Fica evidente a relevância do setor e, em especial no atual contexto, a grande importância socioeconômica da agricultura familiar. Este segmento recebe, no mundo inteiro, o apoio de políticas públicas para dar conta de investir, avançar tecnologicamente e competir com médios e pequenos agricultores.
Diante da situação desafiadora da atual pandemia, a política pública torna-se ainda mais relevante para a sobrevivência, a geração de emprego e de renda e a contribuição dos agricultores familiares para a alimentação e para a saúde da população. Com isso, ganha destaque a questão do crédito e, em particular, de um sistema de garantias que permita o melhor e efetivo acesso a esse recurso por parte desses produtores.
As recentes medidas de emergência tomadas pelo governo para apoiar os mais afetados pela pandemia, seja empresas, seja pessoas físicas, evidenciaram a dificuldade de acesso efetivo ao crédito, prejudicando parcialmente os objetivos dessas próprias medidas. Essa situação também ajuda a compreender melhor um dos desafios da agricultura de pequeno porte, em que o acesso ao crédito ainda é um impeditivo para muitos.
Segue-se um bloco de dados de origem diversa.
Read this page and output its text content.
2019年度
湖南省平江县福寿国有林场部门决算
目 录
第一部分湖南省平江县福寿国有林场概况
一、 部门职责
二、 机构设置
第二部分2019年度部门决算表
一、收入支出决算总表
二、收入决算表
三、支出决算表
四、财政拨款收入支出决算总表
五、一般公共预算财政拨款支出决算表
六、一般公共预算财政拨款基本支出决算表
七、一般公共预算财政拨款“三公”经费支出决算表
Apesar desse cenário, o biênio 2019/2020 teve um desempenho melhor do que os anos anteriores em relação à contratação de crédito pela agricultura de pequeno porte. A Secretaria de Política Agrícola do Ministério da Agricultura, Pecuária e Abastecimento (MAPA) anunciou em julho de 2020 que cerca de R$ 191,8 bilhões, dos R$ 225,59 bilhões do Plano Safra programados para 2019/2020, foram contratados entre julho do ano passado e junho deste ano.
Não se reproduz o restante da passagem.